Backwards, to a time of proxy regional and global warfare -- a time when military operations could deliberately target civilians and civilian sites such as hospitals, and chemical gases were openly used for military purposes.
Backwards, to an era when racists and xenophobes deliberately enflamed hatred and discrimination among the public, while carefully cloaking themselves in the guise of democracy and the rule of law.
Backwards, to an era when women were not permitted to control their own choices and their own bodies. An era when criticism was criminalised, and human rights activism brought jail – or worse.
So this anniversary could be the occasion for a polite celebration of the achievements of my Office over the past two and a half decades – and they are many. But today is not a time for soporific complacency. Human rights are sorely under pressure around the world – no longer a priority: a pariah. The legitimacy of human rights principles is attacked. The practise of human rights norms is in retreat. Here in Europe, ethno-populist parties are in the ascendant in many countries – fuelling hatred and scarring their societies with deepening divisions.
Where these parties have achieved power, they have sought to undermine the independence of the judiciary and silence many critical voices in the independent media and civil society. They have propagated distorted and false views of migrants and human rights activists. Almost everywhere, across Europe the hatred they direct at migrants has infiltrated the mainstream parties and skewed the political landscape towards greater violence and suffering.
In this country – which more than most should be aware of the dangers of ethnically divisive rhetoric, given the historical role of Karl Lueger – false and incendiary statements have been recently made which are fundamentally at odds with the Vienna Declaration.
Minister Kneissl, Excellencies,
As Viktor Frankl so often wrote, it is compassion, and contribution to the lives of others, which form the anchor of an honourable life. And the way to honour the Vienna Declaration and Programme of Action is to act on it. Human rights are not just words to be nodded at sagely at anniversaries. They are meant, above all, to be put into practice, and anchored especially in the daily experiences of the poorest and most marginalised people -- such as those who flee the destruction of their hopes by conflict and deprivation.

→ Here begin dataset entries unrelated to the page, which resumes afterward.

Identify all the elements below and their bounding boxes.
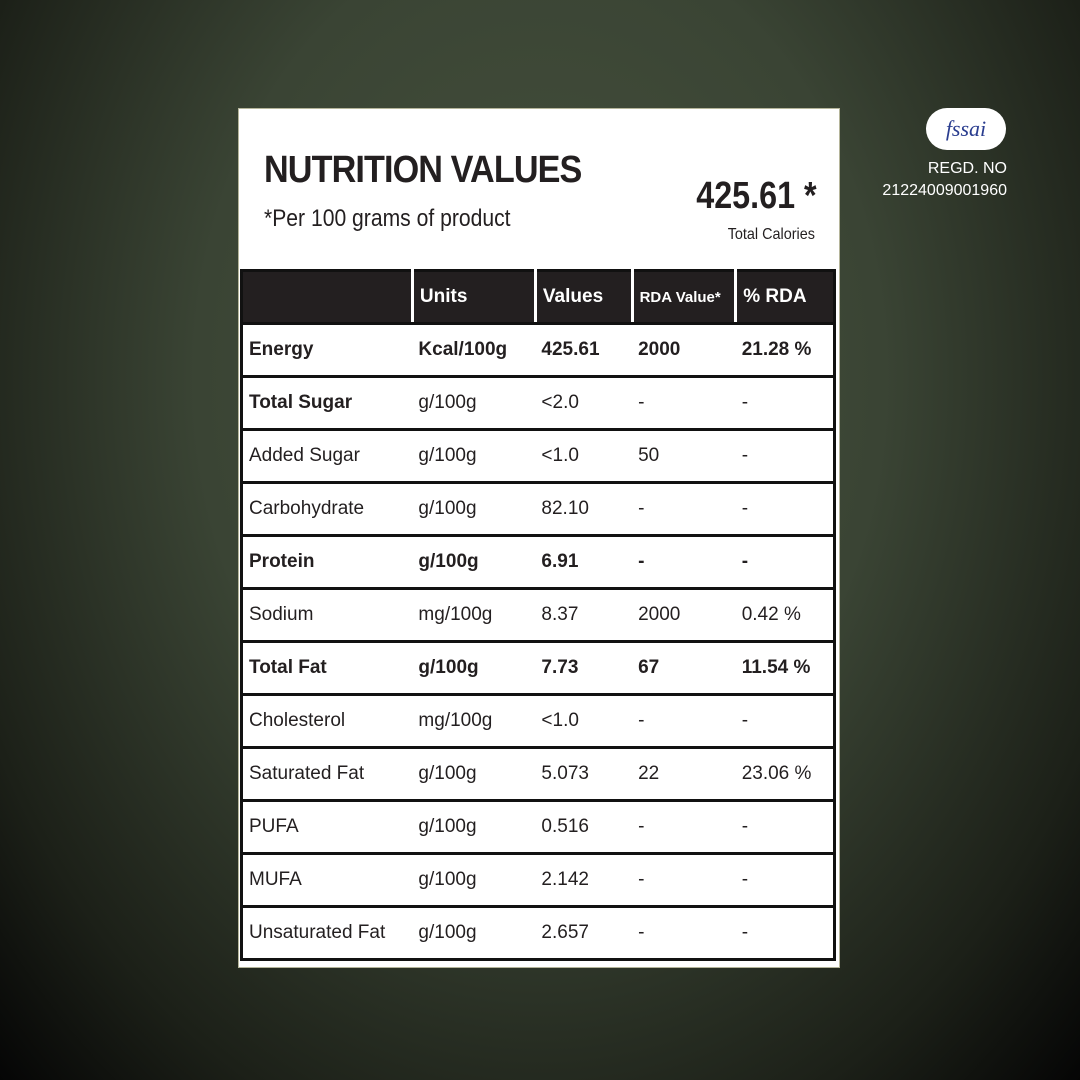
regd-label: REGD. NO bbox=[927, 160, 1007, 177]
table-cell: - bbox=[632, 906, 736, 961]
table-cell: Saturated Fat bbox=[241, 747, 413, 802]
table-cell: 23.06 % bbox=[735, 747, 835, 802]
table-row: MUFA g/100g 2.142- - bbox=[241, 853, 835, 908]
table-cell: - bbox=[735, 800, 835, 855]
table-cell: 0.42 % bbox=[735, 588, 835, 643]
table-cell: - bbox=[735, 429, 835, 484]
table-cell: - bbox=[735, 482, 835, 537]
table-cell: 67 bbox=[632, 641, 736, 696]
table-cell: 0.516 bbox=[535, 800, 633, 855]
table-cell: 8.37 bbox=[535, 588, 633, 643]
regd-number: 21224009001960 bbox=[882, 182, 1007, 199]
table-row: Unsaturated Fat g/100g 2.657- - bbox=[241, 906, 835, 961]
table-cell: - bbox=[735, 906, 835, 961]
total-calories-label: Total Calories bbox=[727, 226, 815, 243]
table-row: Cholesterol mg/100g <1.0- - bbox=[241, 694, 835, 749]
table-cell: 7.73 bbox=[535, 641, 633, 696]
table-cell: - bbox=[632, 376, 736, 431]
table-cell: g/100g bbox=[412, 376, 536, 431]
table-cell: <1.0 bbox=[535, 429, 633, 484]
table-cell: MUFA bbox=[241, 853, 413, 908]
table-cell: Carbohydrate bbox=[241, 482, 413, 537]
column-header: RDA Value* bbox=[630, 270, 736, 325]
table-cell: 82.10 bbox=[535, 482, 633, 537]
table-cell: g/100g bbox=[412, 800, 536, 855]
table-cell: g/100g bbox=[412, 853, 536, 908]
table-cell: - bbox=[632, 853, 736, 908]
table-cell: PUFA bbox=[241, 800, 413, 855]
table-cell: 6.91 bbox=[535, 535, 633, 590]
table-cell: - bbox=[632, 694, 736, 749]
table-row: Total Fat g/100g 7.73 67 11.54 % bbox=[241, 641, 835, 696]
table-cell: - bbox=[735, 376, 835, 431]
subtitle: *Per 100 grams of product bbox=[264, 205, 511, 232]
column-header: Units bbox=[410, 270, 536, 325]
column-header: Values bbox=[533, 270, 633, 325]
table-row: Saturated Fat g/100g 5.073 22 23.06 % bbox=[241, 747, 835, 802]
table-cell: Protein bbox=[241, 535, 413, 590]
table-cell: 5.073 bbox=[535, 747, 633, 802]
table-cell: Sodium bbox=[241, 588, 413, 643]
table-cell: - bbox=[735, 535, 835, 590]
table-cell: g/100g bbox=[412, 906, 536, 961]
table-cell: 11.54 % bbox=[735, 641, 835, 696]
table-cell: 21.28 % bbox=[735, 323, 835, 378]
table-cell: - bbox=[735, 694, 835, 749]
table-cell: Unsaturated Fat bbox=[241, 906, 413, 961]
table-cell: g/100g bbox=[412, 482, 536, 537]
table-cell: 2.142 bbox=[535, 853, 633, 908]
table-cell: g/100g bbox=[412, 641, 536, 696]
table-cell: g/100g bbox=[412, 535, 536, 590]
table-cell: 2000 bbox=[632, 323, 736, 378]
total-calories-value: 425.61 * bbox=[696, 175, 817, 217]
title: NUTRITION VALUES bbox=[264, 149, 582, 191]
table-cell: 2.657 bbox=[535, 906, 633, 961]
table-cell: <2.0 bbox=[535, 376, 633, 431]
table-cell: 22 bbox=[632, 747, 736, 802]
table-cell: g/100g bbox=[412, 747, 536, 802]
column-header: % RDA bbox=[734, 270, 835, 325]
table-row: Protein g/100g 6.91- - bbox=[241, 535, 835, 590]
table-row: Energy Kcal/100g 425.61 2000 21.28 % bbox=[241, 323, 835, 378]
table-cell: Kcal/100g bbox=[412, 323, 536, 378]
table-cell: - bbox=[632, 800, 736, 855]
table-cell: mg/100g bbox=[412, 588, 536, 643]
table-cell: Cholesterol bbox=[241, 694, 413, 749]
nutrition-table: Units Values RDA Value*% RDA Energy Kcal/100… bbox=[240, 269, 836, 961]
table-cell: Total Sugar bbox=[241, 376, 413, 431]
table-row: Sodium mg/100g 8.37 2000 0.42 % bbox=[241, 588, 835, 643]
table-cell: g/100g bbox=[412, 429, 536, 484]
table-row: Added Sugar g/100g <1.0 50- bbox=[241, 429, 835, 484]
table-cell: Total Fat bbox=[241, 641, 413, 696]
table-cell: Added Sugar bbox=[241, 429, 413, 484]
table-cell: 425.61 bbox=[535, 323, 633, 378]
nutrition-card: NUTRITION VALUES *Per 100 grams of produ… bbox=[238, 108, 840, 968]
header-row: Units Values RDA Value*% RDA bbox=[241, 270, 835, 325]
table-cell: <1.0 bbox=[535, 694, 633, 749]
table-row: Carbohydrate g/100g 82.10- - bbox=[241, 482, 835, 537]
table-cell: 2000 bbox=[632, 588, 736, 643]
fssai-logo: fssai bbox=[926, 108, 1006, 150]
table-row: PUFA g/100g 0.516- - bbox=[241, 800, 835, 855]
table-cell: mg/100g bbox=[412, 694, 536, 749]
table-cell: 50 bbox=[632, 429, 736, 484]
registration: REGD. NO 21224009001960 bbox=[882, 158, 1007, 202]
table-cell: - bbox=[735, 853, 835, 908]
table-cell: - bbox=[632, 535, 736, 590]
column-header bbox=[241, 270, 413, 325]
table-cell: - bbox=[632, 482, 736, 537]
table-row: Total Sugar g/100g <2.0- - bbox=[241, 376, 835, 431]
table-cell: Energy bbox=[241, 323, 413, 378]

There will be no peace for any country until there is respect, and justice. There will be no sustainable prosperity unless all can benefit. Human equality and dignity are the path towards peace in the world: the path of real patriotism, building societies grounded in harmony, not divisiveness and hate.
So it is time to stand up for what the Vienna Declaration truly represents.
We need to use this anniversary to begin to mobilize a much broader community to defend human rights with our fierce, and passionate commitment. We need to make clear the vital, life-saving importance of human rights for the daily lives and global future of our fellow human beings.
Many of us do still have space to voice our concerns. We need to stand by our achievements and the advances which have been made.
We need to push back against the haters, the destroyers, the isolationists and ethno-nationalists.
We need to move forward, defiantly, to ensure that those indivisible, universal, interdependent and interrelated rights are able to build on each other to shape a world of well-being and safety.
There is no time to lose. Let this be a turning point, so that the Vienna Declaration can stand proud – not as a decaying museum piece, but as the flag-bearer for a resurgent movement to build peace and progress.